In which Jill gently suggests that you get out and play!

In which Jill gently suggests that you get out and play!

It occurred to me the other day, as I was getting Vinnie into the shelter’s play yard, that very few shelter visitors get to meet the dogs.

Sure, they can stroll through the kennels and see animals in their cages. Some shelters, like Ventura County Animal Services, even encourage giving treats to dogs who are well behaved in their kennels. But you really can’t get to know a dog until you spend quality time with him in a place where you both want to be. In Vinnie’s case and mine, that place was the shelter’s grassy play area, where I tossed him tennis balls, we hung with other dogs, and got to relax in the shade.

I’ve been videoing dogs in shelters since 2014. The idea came to me after recording an introductory video about my team at work.
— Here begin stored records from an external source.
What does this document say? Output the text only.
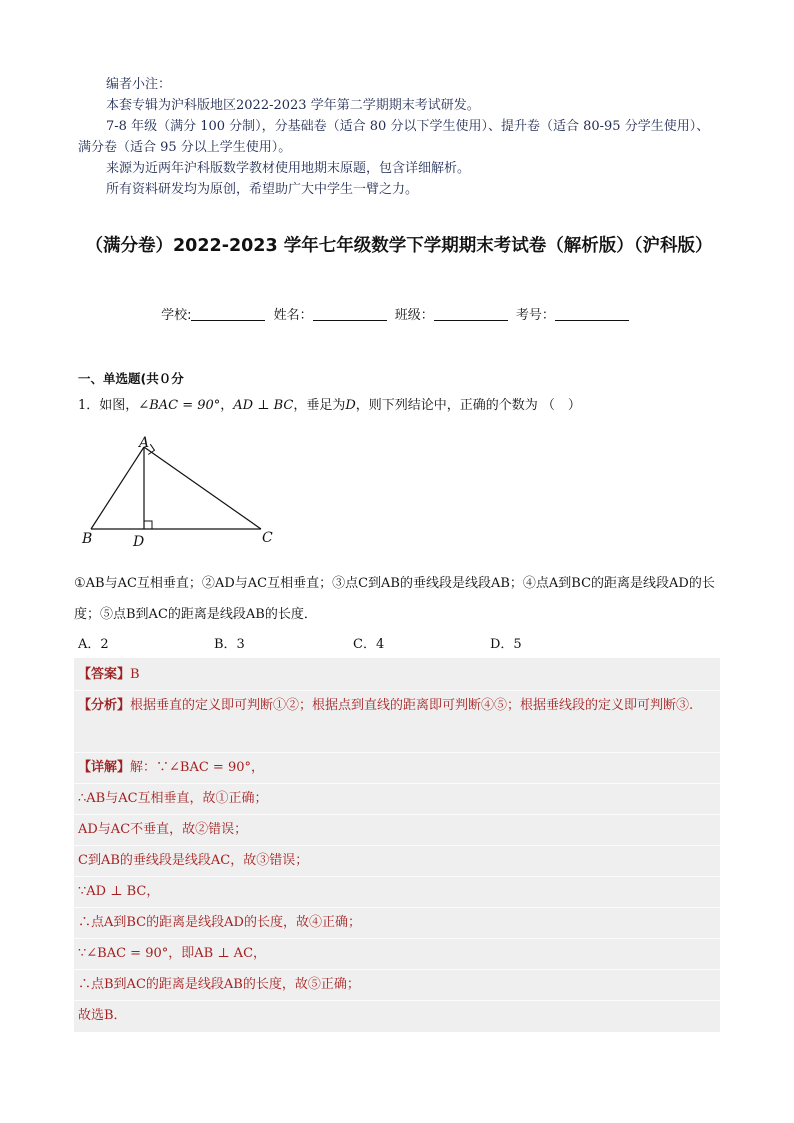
编者小注：

本套专辑为沪科版地区2022-2023 学年第二学期期末考试研发。

7-8 年级（满分 100 分制），分基础卷（适合 80 分以下学生使用）、提升卷（适合 80-95 分学生使用）、满分卷（适合 95 分以上学生使用）。

来源为近两年沪科版数学教材使用地期末原题，包含详细解析。

所有资料研发均为原创，希望助广大中学生一臂之力。

（满分卷）2022-2023 学年七年级数学下学期期末考试卷（解析版）（沪科版）
学校:	姓名：	班级：	考号：
一、单选题(共０分
1．如图，∠BAC = 90°，AD ⊥ BC，垂足为D，则下列结论中，正确的个数为 （　）
A
B	D	C
①AB与AC互相垂直；②AD与AC互相垂直；③点C到AB的垂线段是线段AB；④点A到BC的距离是线段AD的长度；⑤点B到AC的距离是线段AB的长度．
A．2	B．3	C．4	D．5
【答案】B
【分析】根据垂直的定义即可判断①②；根据点到直线的距离即可判断④⑤；根据垂线段的定义即可判断③.
【详解】解：∵∠BAC = 90°，
∴AB与AC互相垂直，故①正确；
AD与AC不垂直，故②错误；
C到AB的垂线段是线段AC，故③错误；
∵AD ⊥ BC，
∴点A到BC的距离是线段AD的长度，故④正确；
∵∠BAC = 90°，即AB ⊥ AC，
∴点B到AC的距离是线段AB的长度，故⑤正确；
故选B．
The video was short, funny, and got a lot of attention inside our new company. Someone emailed me: “Wow, what a fun video! I’d love to find out more!”

Wouldn’t it be great if someone said those words about a dog at a high-kill shelter?
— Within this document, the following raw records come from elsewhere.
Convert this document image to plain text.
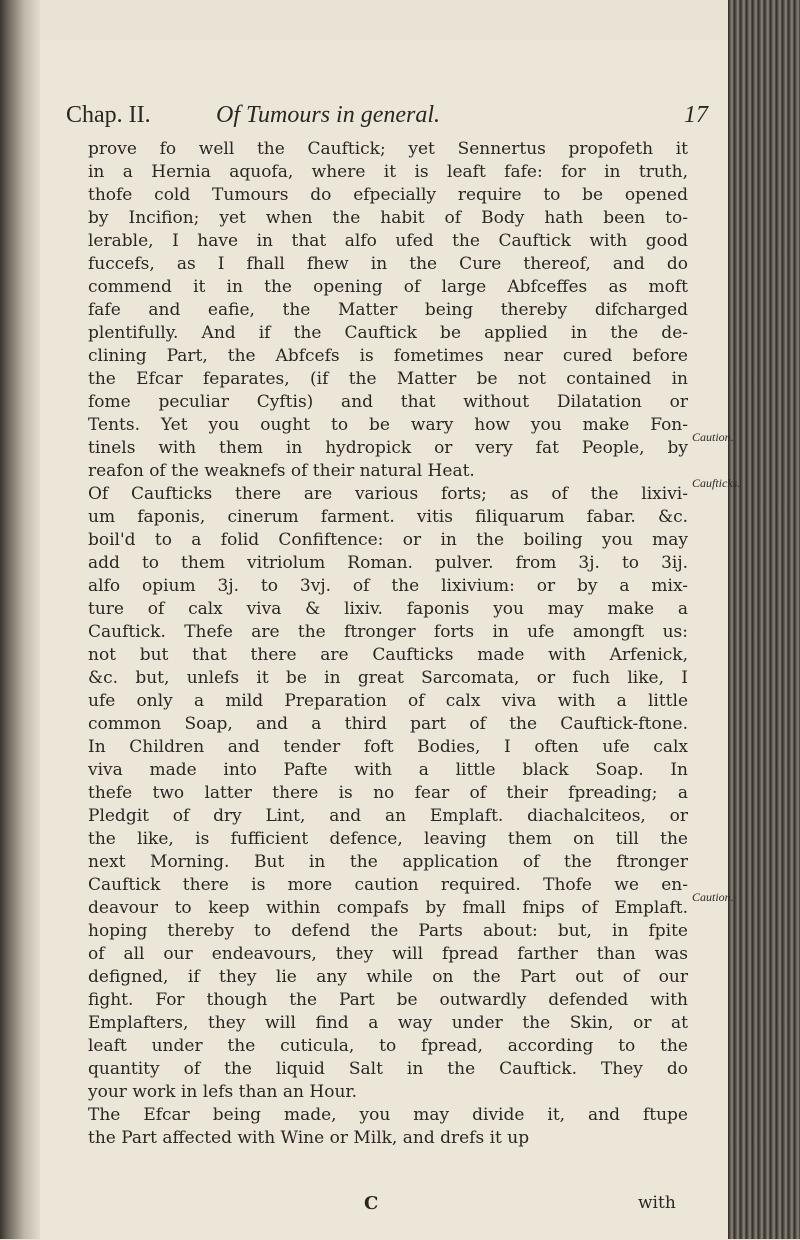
Chap. II.	Of Tumours in general.	17
prove fo well the Cauftick; yet Sennertus propofeth it
in a Hernia aquofa, where it is leaft fafe: for in truth,
thofe cold Tumours do efpecially require to be opened
by Incifion; yet when the habit of Body hath been to-
lerable, I have in that alfo ufed the Cauftick with good
fuccefs, as I fhall fhew in the Cure thereof, and do
commend it in the opening of large Abfceffes as moft
fafe and eafie, the Matter being thereby difcharged
plentifully. And if the Cauftick be applied in the de-
clining Part, the Abfcefs is fometimes near cured before
the Efcar feparates, (if the Matter be not contained in
fome peculiar Cyftis) and that without Dilatation or
Tents. Yet you ought to be wary how you make Fon-
tinels with them in hydropick or very fat People, by
reafon of the weaknefs of their natural Heat.
Of Caufticks there are various forts; as of the lixivi-
um faponis, cinerum farment. vitis filiquarum fabar. &c.
boil'd to a folid Confiftence: or in the boiling you may
add to them vitriolum Roman. pulver. from 3j. to 3ij.
alfo opium 3j. to 3vj. of the lixivium: or by a mix-
ture of calx viva & lixiv. faponis you may make a
Cauftick. Thefe are the ftronger forts in ufe amongft us:
not but that there are Caufticks made with Arfenick,
&c. but, unlefs it be in great Sarcomata, or fuch like, I
ufe only a mild Preparation of calx viva with a little
common Soap, and a third part of the Cauftick-ftone.
In Children and tender foft Bodies, I often ufe calx
viva made into Pafte with a little black Soap. In
thefe two latter there is no fear of their fpreading; a
Pledgit of dry Lint, and an Emplaft. diachalciteos, or
the like, is fufficient defence, leaving them on till the
next Morning. But in the application of the ftronger
Cauftick there is more caution required. Thofe we en-
deavour to keep within compafs by fmall fnips of Emplaft.
hoping thereby to defend the Parts about: but, in fpite
of all our endeavours, they will fpread farther than was
defigned, if they lie any while on the Part out of our
fight. For though the Part be outwardly defended with
Emplafters, they will find a way under the Skin, or at
leaft under the cuticula, to fpread, according to the
quantity of the liquid Salt in the Cauftick. They do
your work in lefs than an Hour.
The Efcar being made, you may divide it, and ftupe
the Part affected with Wine or Milk, and drefs it up
Caution.
Caufticks.
Caution.
C	with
I keep data on all the dogs I’ve videoed, and have kept data on “control group” dogs, too. It turns out that dogs that are featured in videos are three times more likely to be adopted than dogs who appear in still photos. (That figure goes up if the still photo was taken of the animal in its kennel.)

I’m not a professional videographer. My videos are rough and unedited. But the dogs shine through anyway. You don’t need high-tech camera equipment, sound or lighting to video a dog. All you need is a smartphone, and a space large enough to let the dog be a dog for a few minutes.
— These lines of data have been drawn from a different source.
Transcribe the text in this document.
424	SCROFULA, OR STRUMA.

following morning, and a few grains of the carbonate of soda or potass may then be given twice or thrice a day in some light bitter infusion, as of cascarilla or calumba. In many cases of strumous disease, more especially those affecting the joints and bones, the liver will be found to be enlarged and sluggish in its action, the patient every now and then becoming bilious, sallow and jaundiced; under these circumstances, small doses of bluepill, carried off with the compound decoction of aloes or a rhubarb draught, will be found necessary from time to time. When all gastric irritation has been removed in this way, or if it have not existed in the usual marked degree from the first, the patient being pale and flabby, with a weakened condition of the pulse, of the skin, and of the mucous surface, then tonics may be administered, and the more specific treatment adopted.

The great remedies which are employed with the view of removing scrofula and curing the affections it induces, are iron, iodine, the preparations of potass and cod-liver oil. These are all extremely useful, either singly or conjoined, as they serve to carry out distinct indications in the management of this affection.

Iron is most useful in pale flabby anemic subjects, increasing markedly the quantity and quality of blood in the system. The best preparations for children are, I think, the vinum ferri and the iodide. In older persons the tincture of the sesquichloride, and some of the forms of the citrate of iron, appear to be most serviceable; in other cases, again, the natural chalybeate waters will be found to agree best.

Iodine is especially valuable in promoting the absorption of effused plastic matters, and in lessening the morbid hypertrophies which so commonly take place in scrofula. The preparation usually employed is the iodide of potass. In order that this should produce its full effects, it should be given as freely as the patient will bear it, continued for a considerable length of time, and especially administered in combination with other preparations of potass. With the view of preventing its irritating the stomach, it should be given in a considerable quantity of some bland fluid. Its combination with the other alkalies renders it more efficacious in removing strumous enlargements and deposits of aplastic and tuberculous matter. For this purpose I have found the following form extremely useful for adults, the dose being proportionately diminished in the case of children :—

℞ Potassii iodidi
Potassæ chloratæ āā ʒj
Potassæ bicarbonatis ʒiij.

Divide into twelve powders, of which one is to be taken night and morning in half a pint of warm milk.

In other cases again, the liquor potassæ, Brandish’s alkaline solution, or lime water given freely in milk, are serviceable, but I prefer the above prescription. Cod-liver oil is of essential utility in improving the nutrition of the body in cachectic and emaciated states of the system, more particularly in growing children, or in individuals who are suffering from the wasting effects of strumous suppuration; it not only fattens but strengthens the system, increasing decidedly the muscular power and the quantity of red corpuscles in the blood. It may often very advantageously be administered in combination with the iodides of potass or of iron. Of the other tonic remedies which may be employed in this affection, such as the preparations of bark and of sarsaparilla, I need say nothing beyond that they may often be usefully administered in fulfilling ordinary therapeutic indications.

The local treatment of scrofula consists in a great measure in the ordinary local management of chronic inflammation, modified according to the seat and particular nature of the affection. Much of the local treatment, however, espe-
Polish aside, my data has shown that there are three success factors for shelter animal videos that get shared on social media:

  1. The video should be narrated. This narration can be done in the form of a “host” who talks about the dog while interacting with it (which is what I do). It can also be done as a voiceover, with someone off-camera providing information about the dog. Or it can be done via text captions overlaid on the video. No matter how the video is narrated, the point is to provide additional data about the dog as viewers watch it on their screens.
  2. The video should be between 45 and 75 seconds long. Too short and you don’t get a sense of the dog. Too long and the viewer can lose interest.
  3. See the good in every dog. Shelter dogs can be filthy. Many have health issues that affect their mobility or mood. Others may be depressed or manic because of their tenure “behind bars.” The important thing is to feature what’s nice about the dog. It might be the fact that the dog is wagging his tail for the first time in days, or that he is taking advantage of the temporary freedom to poop outside his kennel. Most dogs blossom a little bit as soon as they escape their shelter kennels. That looks different for different dogs.

Oh, and about Vinnie: Here’s a picture of him in his kennel, and another one of us having a moment in the shelter’s play yard. Now you can see why he had an adoption offer immediately after his video was posted!

The point is to cultivate as many shares as possible on social media. The greater the number of people who see a dog’s video, the higher his chances of getting adopted. I’ve found that most of the time the person who ends up saving the dog is at least two degrees removed: a friend of a friend. The fact is, it’s not who you know, it’s who they know.

According to Inc., Facebook generates an average of eight billion video views per day. If we could get 1.6 percent of those viewers to share a shelter dog, we could prevent euthanasia in North America. So get your camera phone out! There’s a dog waiting to get outta the cage!